People will bring problems that keep them up at night to class. The following examples stand out:
Product Owners are behaving badly
A class participant explains that a Product Owner is not taking well to being coached on how to do their job. The appointed Product Owner might know the role but misunderstand it. They might not want, or can’t, do all of it. The Product Owner is showing signs of behaving badly.
Scrum isn’t working
Having worked with Scrum for a while, a participant claims that Scrum isn’t working. The person states that they believe in Scrum, and while following the framework as best they can, something doesn’t add up.
“They” don’t get it
Someone in the class questions management’s buy-in for moving to Scrum.
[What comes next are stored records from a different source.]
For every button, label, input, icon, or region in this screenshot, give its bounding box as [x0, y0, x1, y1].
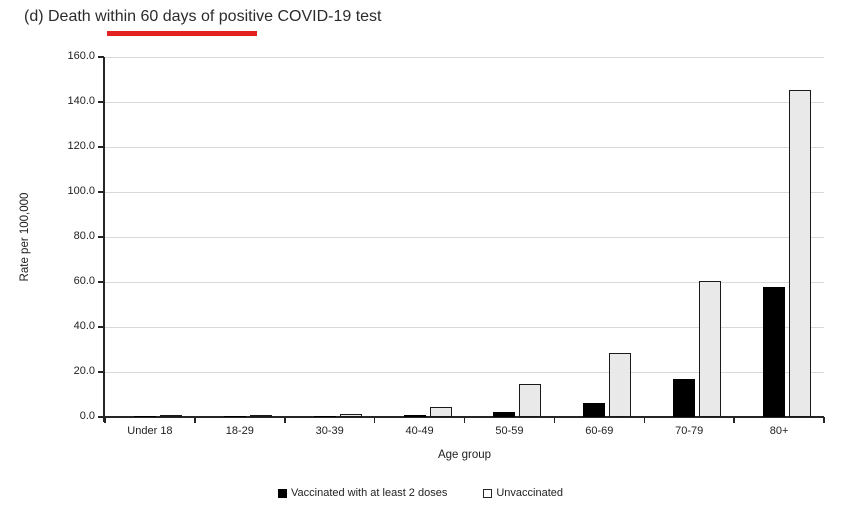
y-tick-mark [98, 326, 104, 328]
x-tick-mark [463, 417, 466, 423]
bar-unvaccinated-40-49 [429, 407, 452, 417]
gridline [105, 146, 824, 148]
x-category-label: 40-49 [405, 425, 434, 437]
x-axis-line [103, 416, 824, 418]
y-tick-label: 80.0 [73, 230, 95, 242]
x-category-label: 18-29 [225, 425, 254, 437]
y-tick-label: 160.0 [67, 50, 95, 62]
legend-item-unvaccinated: Unvaccinated [483, 487, 563, 499]
gridline [105, 56, 824, 58]
gridline [105, 326, 824, 328]
bar-vaccinated-50-59 [493, 411, 516, 417]
x-category-label: Under 18 [127, 425, 173, 437]
legend-item-vaccinated: Vaccinated with at least 2 doses [278, 487, 447, 499]
bar-unvaccinated-60-69 [609, 353, 632, 417]
y-tick-label: 0.0 [79, 410, 95, 422]
bar-unvaccinated-80+ [789, 89, 812, 417]
y-tick-mark [98, 416, 104, 418]
bar-vaccinated-80+ [763, 287, 786, 417]
x-category-label: 80+ [769, 425, 789, 437]
bar-unvaccinated-18-29 [249, 414, 272, 417]
y-tick-label: 60.0 [73, 275, 95, 287]
legend-label-unvaccinated: Unvaccinated [496, 487, 563, 499]
bar-vaccinated-60-69 [583, 402, 606, 417]
bar-vaccinated-40-49 [403, 414, 426, 417]
y-tick-mark [98, 281, 104, 283]
plot-area: 0.0 20.0 40.0 60.0 80.0 100.0 120.0 140.0 160.0 U… [67, 50, 825, 437]
x-tick-mark [104, 417, 106, 423]
x-category-label: 30-39 [315, 425, 344, 437]
gridline [105, 191, 824, 193]
red-underline-annotation [107, 31, 257, 36]
x-tick-mark [284, 417, 286, 423]
gridline [105, 371, 824, 373]
bar-unvaccinated-50-59 [519, 384, 542, 417]
y-axis-title: Rate per 100,000 [19, 192, 31, 282]
bar-vaccinated-18-29 [223, 416, 246, 417]
y-tick-mark [98, 371, 104, 373]
gridline [105, 236, 824, 238]
y-tick-label: 140.0 [67, 95, 95, 107]
gridline [105, 281, 824, 283]
y-axis-line [103, 57, 105, 422]
bar-vaccinated-Under 18 [133, 416, 156, 417]
bar-vaccinated-70-79 [673, 378, 696, 417]
bar-unvaccinated-Under 18 [159, 414, 182, 417]
y-tick-mark [98, 56, 104, 58]
y-tick-label: 100.0 [67, 185, 95, 197]
gridline [105, 101, 824, 103]
y-tick-label: 20.0 [73, 365, 95, 377]
bar-unvaccinated-30-39 [339, 413, 362, 417]
x-tick-mark [733, 417, 735, 423]
legend: Vaccinated with at least 2 doses Unvacci… [0, 487, 841, 499]
x-tick-mark [373, 417, 376, 423]
bar-vaccinated-30-39 [313, 416, 336, 417]
x-category-label: 60-69 [585, 425, 614, 437]
x-category-label: 50-59 [495, 425, 524, 437]
y-tick-mark [98, 191, 104, 193]
x-tick-mark [194, 417, 196, 423]
legend-swatch-unvaccinated-icon [483, 488, 493, 498]
legend-label-vaccinated: Vaccinated with at least 2 doses [291, 487, 448, 499]
legend-swatch-vaccinated-icon [278, 488, 287, 498]
x-tick-mark [553, 417, 556, 423]
x-axis-title: Age group [437, 449, 492, 461]
x-tick-mark [823, 417, 825, 423]
x-tick-mark [643, 417, 645, 423]
bar-unvaccinated-70-79 [699, 281, 722, 417]
y-tick-mark [98, 236, 104, 238]
y-tick-label: 120.0 [67, 140, 95, 152]
y-tick-label: 40.0 [73, 320, 95, 332]
chart-title: (d) Death within 60 days of positive COV… [24, 8, 382, 25]
x-category-label: 70-79 [675, 425, 704, 437]
y-tick-mark [98, 146, 104, 148]
y-tick-mark [98, 101, 104, 103]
Yet sponsors are investing in Scrum and Product Ownership. Among the reasons stated for investing are to address the problems of people not knowing what to do, and misunderstanding what management says.
What People Want From a CSPO Class
People are naturally looking for ways to solve their problems.
How to build more, at a faster pace
Attendees want Agile’s benefit of providing a faster time-to-market. If the development engine runs faster, teams will end up building more, in the same amount of time. Knowing how best to fuel the dev engine, attendees want to learn Product Owner responsibilities. They want “the Agile way” of writing requirements, and how to track progress against them.
Discover the one thing that will help it all
It is apparent that some attendees are looking for the one secret that if they knew, would solve everything. Logically understanding that there is no silver bullet, they are cultivating ideas from the class to find the one solution to the thing that keeps them up at night.